The euro moved close to the bottom of its two-year bear channel and could be signaling further weakness, reports Al Brooks.

The EURUSD currency pair has sold off for two weeks (see weekly chart below).  I have mentioned the gap above the April 17, 2017 high many times over the past six months. I said that the EURUSD might have to test the gap before the bulls could regain control.

eurusd

Thursday’s low was one pip above the April 17 high. The bulls want a successful test, which means a reversal up from the gap.

However, the bears want the test to fail. Instead, they want the EURUSD to continue down to the next support, which is the 2017 low. That was the bottom of a yearlong rally.

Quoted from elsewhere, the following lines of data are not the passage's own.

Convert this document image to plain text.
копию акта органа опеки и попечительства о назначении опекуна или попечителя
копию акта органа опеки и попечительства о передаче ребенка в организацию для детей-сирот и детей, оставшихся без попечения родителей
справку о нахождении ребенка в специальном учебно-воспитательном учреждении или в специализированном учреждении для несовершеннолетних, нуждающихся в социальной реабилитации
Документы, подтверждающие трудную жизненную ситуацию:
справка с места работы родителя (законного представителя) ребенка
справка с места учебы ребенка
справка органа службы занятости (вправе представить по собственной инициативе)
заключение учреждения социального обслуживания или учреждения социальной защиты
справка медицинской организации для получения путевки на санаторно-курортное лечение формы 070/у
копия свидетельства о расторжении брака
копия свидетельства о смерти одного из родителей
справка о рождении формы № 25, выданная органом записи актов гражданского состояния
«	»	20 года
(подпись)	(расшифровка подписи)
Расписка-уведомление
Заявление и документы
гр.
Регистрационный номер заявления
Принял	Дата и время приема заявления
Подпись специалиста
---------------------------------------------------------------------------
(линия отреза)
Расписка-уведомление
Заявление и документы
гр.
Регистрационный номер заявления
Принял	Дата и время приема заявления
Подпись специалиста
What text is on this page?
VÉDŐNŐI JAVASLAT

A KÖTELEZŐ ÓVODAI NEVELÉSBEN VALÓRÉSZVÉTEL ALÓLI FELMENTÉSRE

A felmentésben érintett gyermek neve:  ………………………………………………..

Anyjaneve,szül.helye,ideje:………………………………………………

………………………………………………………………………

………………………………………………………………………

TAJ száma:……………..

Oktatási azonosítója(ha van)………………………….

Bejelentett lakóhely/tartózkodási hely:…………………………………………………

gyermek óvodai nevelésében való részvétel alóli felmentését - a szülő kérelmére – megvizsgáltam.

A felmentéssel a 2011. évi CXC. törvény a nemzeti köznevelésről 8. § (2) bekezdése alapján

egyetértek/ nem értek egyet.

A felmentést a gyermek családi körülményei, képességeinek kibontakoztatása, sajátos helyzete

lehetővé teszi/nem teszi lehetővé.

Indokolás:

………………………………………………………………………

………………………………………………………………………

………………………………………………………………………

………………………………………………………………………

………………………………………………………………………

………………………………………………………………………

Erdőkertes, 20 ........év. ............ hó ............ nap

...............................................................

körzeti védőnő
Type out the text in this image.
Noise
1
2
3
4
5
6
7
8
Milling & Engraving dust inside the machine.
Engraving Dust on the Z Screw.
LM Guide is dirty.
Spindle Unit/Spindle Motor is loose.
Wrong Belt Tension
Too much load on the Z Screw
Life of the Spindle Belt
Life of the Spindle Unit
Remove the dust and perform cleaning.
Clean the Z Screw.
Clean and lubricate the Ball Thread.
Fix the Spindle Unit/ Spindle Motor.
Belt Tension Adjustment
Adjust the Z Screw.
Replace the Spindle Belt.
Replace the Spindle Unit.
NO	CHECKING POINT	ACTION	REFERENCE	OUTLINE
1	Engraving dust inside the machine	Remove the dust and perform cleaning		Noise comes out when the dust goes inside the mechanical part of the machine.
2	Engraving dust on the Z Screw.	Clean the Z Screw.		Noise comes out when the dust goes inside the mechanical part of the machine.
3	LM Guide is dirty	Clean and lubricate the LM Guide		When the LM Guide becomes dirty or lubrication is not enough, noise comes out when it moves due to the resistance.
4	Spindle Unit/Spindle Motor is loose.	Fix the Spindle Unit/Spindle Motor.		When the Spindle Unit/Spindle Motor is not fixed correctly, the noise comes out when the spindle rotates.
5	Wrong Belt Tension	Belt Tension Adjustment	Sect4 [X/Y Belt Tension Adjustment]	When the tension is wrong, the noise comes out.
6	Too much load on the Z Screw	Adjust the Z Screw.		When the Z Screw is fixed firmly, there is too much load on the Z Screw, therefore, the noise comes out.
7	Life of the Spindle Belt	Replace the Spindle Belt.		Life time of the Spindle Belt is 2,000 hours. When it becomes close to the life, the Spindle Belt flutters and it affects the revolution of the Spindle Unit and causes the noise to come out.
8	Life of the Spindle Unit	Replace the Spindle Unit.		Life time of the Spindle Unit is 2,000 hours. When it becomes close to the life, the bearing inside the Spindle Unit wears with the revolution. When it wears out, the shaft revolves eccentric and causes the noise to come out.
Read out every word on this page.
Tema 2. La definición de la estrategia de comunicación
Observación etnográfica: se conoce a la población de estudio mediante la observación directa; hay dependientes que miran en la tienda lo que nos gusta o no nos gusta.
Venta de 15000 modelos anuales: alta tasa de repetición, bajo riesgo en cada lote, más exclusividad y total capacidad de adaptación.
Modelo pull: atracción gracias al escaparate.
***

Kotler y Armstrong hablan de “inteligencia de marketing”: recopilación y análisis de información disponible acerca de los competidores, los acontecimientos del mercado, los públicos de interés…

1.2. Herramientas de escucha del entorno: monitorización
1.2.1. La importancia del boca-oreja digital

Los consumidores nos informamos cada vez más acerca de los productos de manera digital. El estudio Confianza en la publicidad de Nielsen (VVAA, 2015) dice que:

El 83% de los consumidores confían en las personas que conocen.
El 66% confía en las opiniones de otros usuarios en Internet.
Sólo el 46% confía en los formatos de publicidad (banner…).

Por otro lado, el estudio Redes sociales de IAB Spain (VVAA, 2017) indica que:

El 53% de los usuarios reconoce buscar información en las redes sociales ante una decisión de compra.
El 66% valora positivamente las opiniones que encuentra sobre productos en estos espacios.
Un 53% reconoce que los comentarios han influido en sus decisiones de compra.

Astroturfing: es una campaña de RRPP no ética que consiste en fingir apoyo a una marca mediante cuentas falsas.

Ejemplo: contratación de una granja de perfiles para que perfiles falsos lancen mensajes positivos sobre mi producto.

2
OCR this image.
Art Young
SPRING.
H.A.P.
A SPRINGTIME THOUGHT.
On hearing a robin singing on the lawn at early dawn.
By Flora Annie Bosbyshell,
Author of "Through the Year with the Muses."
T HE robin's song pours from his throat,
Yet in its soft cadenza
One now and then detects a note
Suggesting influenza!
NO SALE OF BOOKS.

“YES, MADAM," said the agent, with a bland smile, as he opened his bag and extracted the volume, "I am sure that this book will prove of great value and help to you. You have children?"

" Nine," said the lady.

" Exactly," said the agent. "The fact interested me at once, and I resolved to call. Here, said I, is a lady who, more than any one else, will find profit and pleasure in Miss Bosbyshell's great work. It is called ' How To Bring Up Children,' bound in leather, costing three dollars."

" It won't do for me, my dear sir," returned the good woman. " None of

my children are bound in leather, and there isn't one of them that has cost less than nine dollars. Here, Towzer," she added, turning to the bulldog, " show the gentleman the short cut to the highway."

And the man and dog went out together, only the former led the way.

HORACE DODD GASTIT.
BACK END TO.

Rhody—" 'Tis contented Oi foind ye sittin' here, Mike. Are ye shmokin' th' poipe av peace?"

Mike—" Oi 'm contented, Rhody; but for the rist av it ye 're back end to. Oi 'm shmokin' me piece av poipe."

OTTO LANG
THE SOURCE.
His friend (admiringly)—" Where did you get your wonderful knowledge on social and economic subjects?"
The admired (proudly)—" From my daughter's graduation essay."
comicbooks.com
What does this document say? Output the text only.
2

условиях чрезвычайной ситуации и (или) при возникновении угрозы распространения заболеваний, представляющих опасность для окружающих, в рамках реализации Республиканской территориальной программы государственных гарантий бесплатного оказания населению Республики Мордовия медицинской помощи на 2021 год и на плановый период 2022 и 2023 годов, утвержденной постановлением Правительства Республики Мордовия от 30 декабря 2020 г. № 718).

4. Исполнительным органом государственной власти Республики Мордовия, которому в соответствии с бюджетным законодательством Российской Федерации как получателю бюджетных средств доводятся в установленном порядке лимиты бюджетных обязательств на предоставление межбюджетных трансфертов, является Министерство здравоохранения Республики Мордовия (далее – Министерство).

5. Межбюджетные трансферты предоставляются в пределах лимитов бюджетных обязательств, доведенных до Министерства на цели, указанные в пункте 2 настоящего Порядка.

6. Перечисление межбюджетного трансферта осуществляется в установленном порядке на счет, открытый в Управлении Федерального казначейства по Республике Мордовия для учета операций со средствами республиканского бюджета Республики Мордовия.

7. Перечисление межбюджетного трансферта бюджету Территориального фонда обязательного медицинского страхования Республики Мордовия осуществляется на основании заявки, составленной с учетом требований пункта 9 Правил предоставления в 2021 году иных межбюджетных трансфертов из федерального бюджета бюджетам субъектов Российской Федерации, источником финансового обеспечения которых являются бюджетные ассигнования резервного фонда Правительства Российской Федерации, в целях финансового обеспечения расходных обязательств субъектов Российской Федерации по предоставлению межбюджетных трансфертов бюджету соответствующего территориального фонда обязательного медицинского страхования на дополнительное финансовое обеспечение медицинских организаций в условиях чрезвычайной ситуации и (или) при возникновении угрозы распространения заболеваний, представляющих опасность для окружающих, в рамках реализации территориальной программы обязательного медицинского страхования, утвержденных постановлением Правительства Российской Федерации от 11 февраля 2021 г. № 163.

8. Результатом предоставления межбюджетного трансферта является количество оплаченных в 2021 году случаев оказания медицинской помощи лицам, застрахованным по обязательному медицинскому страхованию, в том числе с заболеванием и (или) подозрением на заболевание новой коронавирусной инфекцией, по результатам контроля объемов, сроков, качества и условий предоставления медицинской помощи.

If the bulls can get a reversal up from above that low, they will see the two-year selloff as a bull flag on the monthly chart (not shown). However, if the bears get a break below that low, the bull case will be over. The bulls need higher lows. A break below that low would be a lower low. The bulls would then have to start over in their attempt to get a bull trend reversal.

Can the selloff continue down to par?

Not only do the bears want a break below the 2017 low, they want the selloff to continue down to par (1.00). The momentum down over the past few weeks has been exceptionally strong. That increases the chances for the bears. But the support at the gap and the 2017 low are also strong. Until the bears get their breakout, it is still more likely that the bulls will get a reversal up from above the 2017 low.

Parabolic wedge sell climax

The EURUSD has been in a free-fall on the daily chart for several weeks (see below). The stop for the bears is now far above. Many bears will want to reduce their risk.

eurusd daily

The easiest way is to buy back some of their shorts. When the sell climax is extreme like it is on the daily chart, the short covering typically has at least a couple legs sideways to up. Also, it usually lasts 10 bars or more. Therefore, traders are looking for about a 100- to 200-pip rally for a couple weeks. It probably began Friday.

Wednesday was the third pause in the selling in seven days. Three legs down in a tight bear channel is a parabolic wedge sell climax. The bulls are hoping that Friday’s bull trend bar was the start of the short covering rally. The EURUSD got to within one pip of closing the gap and there is a parabolic wedge selloff down to that support. There was a strong rally on Friday. Many bears are beginning to take profits and bulls are starting to buy.

If the bulls can create one or two more big bull bars on the daily chart, traders will conclude that the EURUSD has begun at least a couple weeks of short covering. But if the bears get a couple closes below this week’s low, especially far below, traders will expect the selloff to continue down to the 2017 low.